During the validation phase, a beam search decoding method of width 5 is used to generate the output sequence, followed by a token labeling postprocessing that uses the BIO format. For example, if the model generated “John [Person] lives in [Other] New York [Local]”, we would mark the words in the sequence as B-PER, O, O, B-LOC, I-LOC. This format stands for Begin, Intermediate and Out of context tokens and allows us to easily compare with other works. However, as a drawback, any non-entity token inserted or forgotten on the output that does not exist on the input sentence can lead to misalignment of the predicted and true labels sequences, thus impacting performance negatively.

The results are shown in Table 6. Our language-specific pre-training (PTT5) helps improving upon the original T5 pretraining, with a slight gain when a Portuguese vocabulary is used. Nevertheless, Portuguese BERT still performs better than PTT5 by a small amount.

Table 7 shows that most degrading point of the performance comes from detecting the Value entity.

Conclusion

We pretrained T5 models on a large Brazilian Portuguese corpus. The resulting models achieved better performance than the original T5 models on the Portuguese sentence entailment and NER tasks. Moreover, using a Portuguese vocabulary proved to be better than using the original T5 vocabulary. Finally, for ASSIN 2 tasks, we found that pretraining all weights leads to better performance than pretraining the vocabulary embeddings only.

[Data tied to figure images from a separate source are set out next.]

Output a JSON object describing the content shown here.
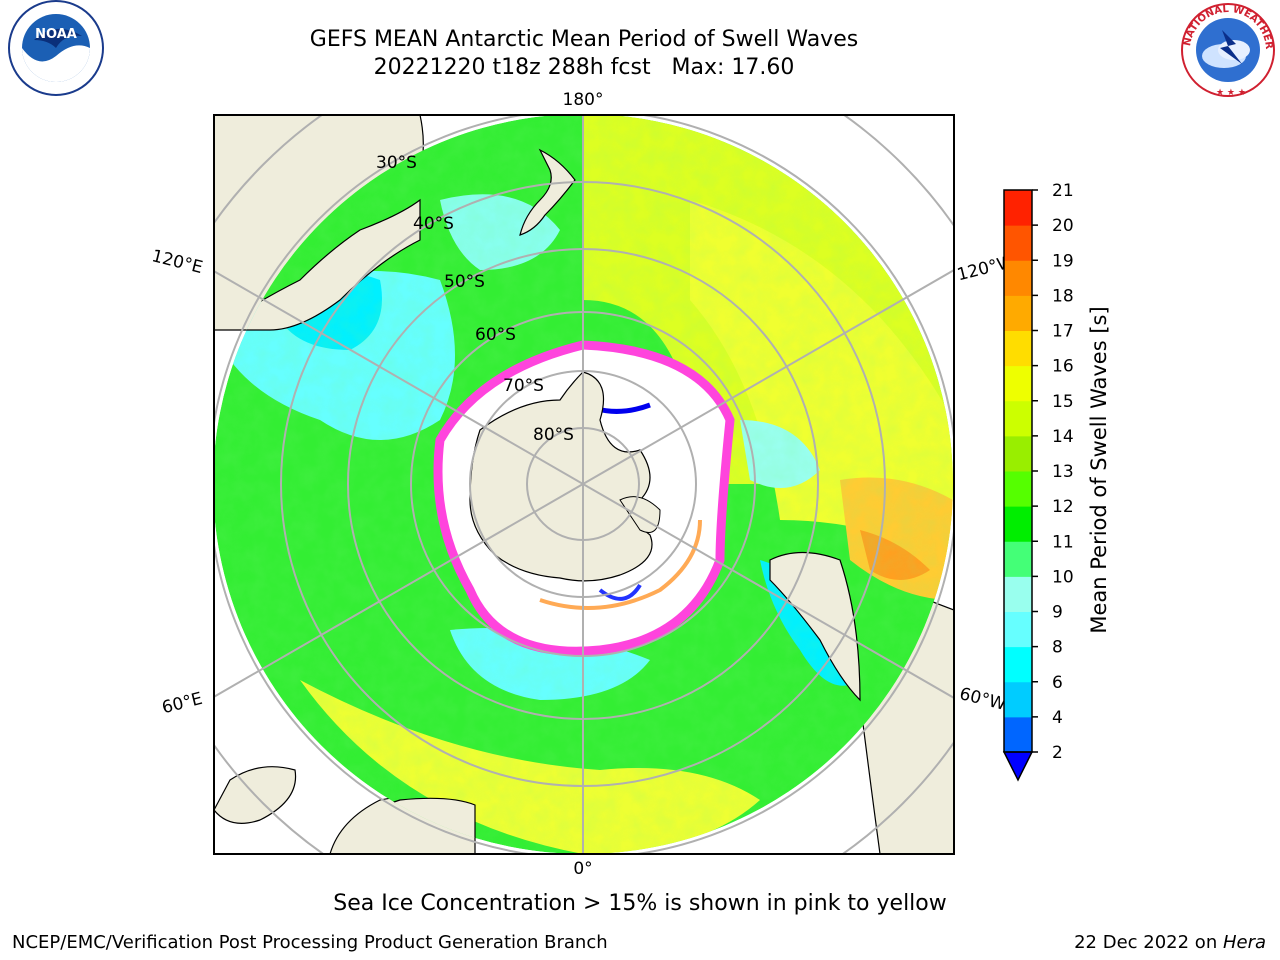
{
  "header": {
    "title_line1": "GEFS MEAN Antarctic Mean Period of Swell Waves",
    "title_line2": "20221220 t18z 288h fcst   Max: 17.60"
  },
  "logos": {
    "noaa": {
      "name": "noaa-logo",
      "text": "NOAA"
    },
    "nws": {
      "name": "nws-logo",
      "text": "NATIONAL WEATHER SERVICE"
    }
  },
  "map": {
    "projection": "south-polar-stereographic",
    "longitude_labels": {
      "top": "180°",
      "bottom": "0°",
      "upper_left": "120°E",
      "upper_right": "120°W",
      "lower_left": "60°E",
      "lower_right": "60°W"
    },
    "latitude_labels": [
      "30°S",
      "40°S",
      "50°S",
      "60°S",
      "70°S",
      "80°S"
    ],
    "colors": {
      "land": "#efeddc",
      "grid": "#b0b0b0",
      "sea_ice": "#ff44dd",
      "ice_interior": "#ffffff"
    }
  },
  "colorbar": {
    "label": "Mean Period of Swell Waves [s]",
    "ticks": [
      "2",
      "4",
      "6",
      "8",
      "9",
      "10",
      "11",
      "12",
      "13",
      "14",
      "15",
      "16",
      "17",
      "18",
      "19",
      "20",
      "21"
    ],
    "colors": [
      "#0000ff",
      "#0066ff",
      "#00ccff",
      "#00ffff",
      "#66ffff",
      "#99ffee",
      "#44ff77",
      "#00ee00",
      "#55ff00",
      "#99ee00",
      "#ccff00",
      "#eeff00",
      "#ffdd00",
      "#ffaa00",
      "#ff8800",
      "#ff5500",
      "#ff2200",
      "#ff0000"
    ],
    "extend": "min"
  },
  "caption": "Sea Ice Concentration > 15% is shown in pink to yellow",
  "footer": {
    "left": "NCEP/EMC/Verification Post Processing Product Generation Branch",
    "right_date": "22 Dec 2022 on ",
    "right_host": "Hera"
  }
}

Despite having achieved better results than the top-submissions to the ASSIN 2 leaderboard, our Portuguese T5 model is still a few points below to the state-of-the-art model, a Portuguese BERT Large model (BERTimbau Large).

Acknowledgements

We thank Google for the free TPUs and Google Cloud credits. This work was initially developed as the final project for the IA376E course taught by professors Rodrigo Nogueira and Roberto Lotufo at the University of Campinas (UNICAMP).